- Born: Lodwrick Monroe Cook III June 17, 1928 Castor, Louisiana, U.S.
- Died: September 28, 2020 (aged 92) Sherman Oaks, California, U.S.
- Education: Louisiana State University (BSc 1950, BEng 1955) Southern Methodist University (MBA 1965)
- Branch: United States Army
- Rank: First Lieutenant

= Lodwrick Cook =

American businessman (1928–2020)

Lodwrick Monroe Cook III (June 17, 1928 – September 28, 2020) was an American businessman and philanthropist. He was best known for his tenure from 1986 to 1995 as the chairman of Atlantic Richfield.

==Early life and education==

Cook was raised in Grand Cane, Louisiana. He received a bachelor's degree in mathematics from Louisiana State University in 1950 and was also a member of the Sigma Chi Gamma Iota Chapter there. After service in the United States Army, Cook returned to LSU and earned a second degree in petroleum engineering in 1955. He later received a Master of Business Administration (MBA) from Southern Methodist University which he attended in the evenings. Louisiana State University, Pepperdine University, California Lutheran University, and St. Augustine's College have awarded Cook honorary degrees for charitable work and contributions. Cook was the father of five children (all adults) and had ten grandchildren. He lived in Sherman Oaks, California. His wife, Carole Diane Cook, died in 2010.

== Employment ==

Beginning in 1956, Cook was employed with Atlantic Richfield Company (ARCO), the seventh largest oil company in the United States. Cook was hired as an engineer trainee, but went on to hold several management positions in labor relations, refining, marketing and planning, rising to become a vice president of the company in 1970. After heading up ARCO's West Coast refining marketing operations, he chaired the eight-company Owners’ Committee building the Trans Alaska Pipeline System. When the multi-million dollar pump station burned, Cook proposed a solution of injecting a drag reducing agent to speed the flow, a success when implemented and resulting in the savings several hundreds of millions of dollars.

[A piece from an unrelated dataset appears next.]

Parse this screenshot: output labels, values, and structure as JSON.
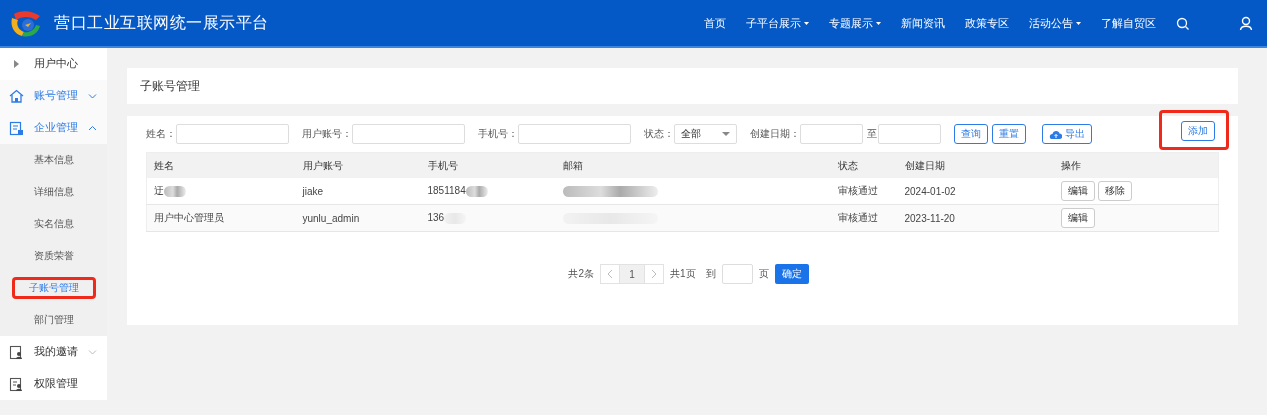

In January 1986, he became ARCO's chairman and CEO, succeeding the Robert O. Anderson. He remained in his position for nine years until, in June, 1995, he retired, becoming Chairman Emeritus.

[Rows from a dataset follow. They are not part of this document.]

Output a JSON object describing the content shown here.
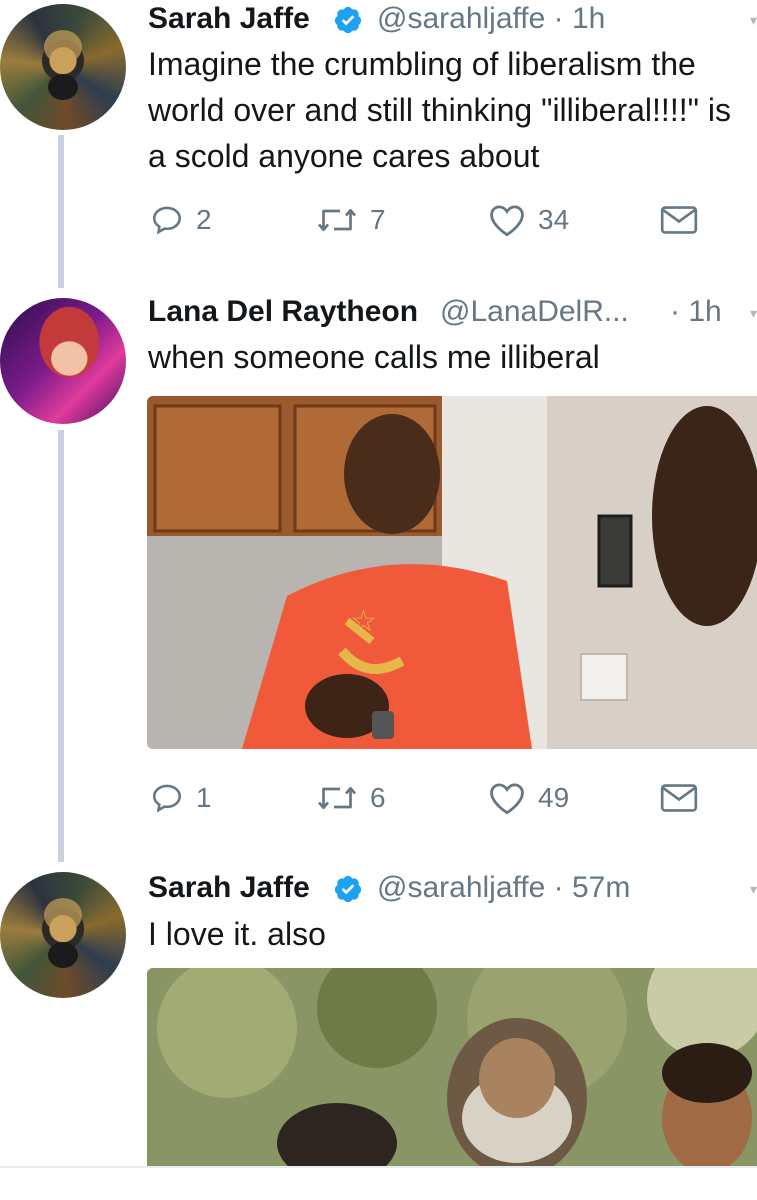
{
  "tweets": [
    {
      "name": "Sarah Jaffe",
      "verified": true,
      "handle": "@sarahljaffe",
      "time": "· 1h",
      "text": "Imagine the crumbling of liberalism the world over and still thinking \"illiberal!!!!\" is a scold anyone cares about",
      "replies": "2",
      "retweets": "7",
      "likes": "34"
    },
    {
      "name": "Lana Del Raytheon",
      "verified": false,
      "handle": "@LanaDelR...",
      "time": "· 1h",
      "text": "when someone calls me illiberal",
      "media": "photo",
      "replies": "1",
      "retweets": "6",
      "likes": "49"
    },
    {
      "name": "Sarah Jaffe",
      "verified": true,
      "handle": "@sarahljaffe",
      "time": "· 57m",
      "text": "I love it. also",
      "media": "photo"
    }
  ],
  "icons": {
    "reply": "reply-icon",
    "retweet": "retweet-icon",
    "like": "heart-icon",
    "dm": "envelope-icon",
    "verified": "verified-badge-icon",
    "more": "chevron-down-icon"
  },
  "colors": {
    "thread_line": "#c6d3de",
    "verified": "#1da1f2",
    "secondary_text": "#657786"
  }
}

In September, 1997, Cook became Vice Chairman and Managing Director of Pacific Capital Group, a venture capital, merchant banking group founded by Gary Winnick. The following year, in April, 1998, Cook was installed by Winnick as Co-Chairman of the Board of Directors of Global Crossing, a position Cook held until he stepped down in 2002 during the company's bankruptcy proceedings. Cook also served as chairman of Global Marine Systems beginning in 1999 and Asia Global Crossing in 2000.

In addition to ARCO and Global Crossing, Cook has served on the board of directors for Lockheed Corporation (until 1995), Castle & Cooke, the Kyle Foundation and Litex, Inc. He was also a member of the advisory committee of Aurora Capital Partners.

==Personal life==
Cook was a member of the LSU Alumni Association's board of directors, an organization he had actively worked with and contributed to financially for many years. Through direct personal donations as well as his own fundraising efforts, Cook donated the money used by LSU for construction of an alumni center. The 11000 sqft, 128-room building was opened in a ceremony led by former president George H. W. Bush and named in honor of Cook's work. In addition to LSU, Cook was a member of the chancellor's court of benefactors for Oxford University in England and he was a Life Regent of Pepperdine University. He previously served on the board of advisors of the Carter Center of Emory University.

He was a trustee of the George Bush Presidential Library Foundation and a director of the Ronald Reagan Presidential Foundation. His financial contributions and work with the Library Foundation of Los Angeles led to the dedication of the Lodwrick Cook Rotunda within the library's downtown Los Angeles location.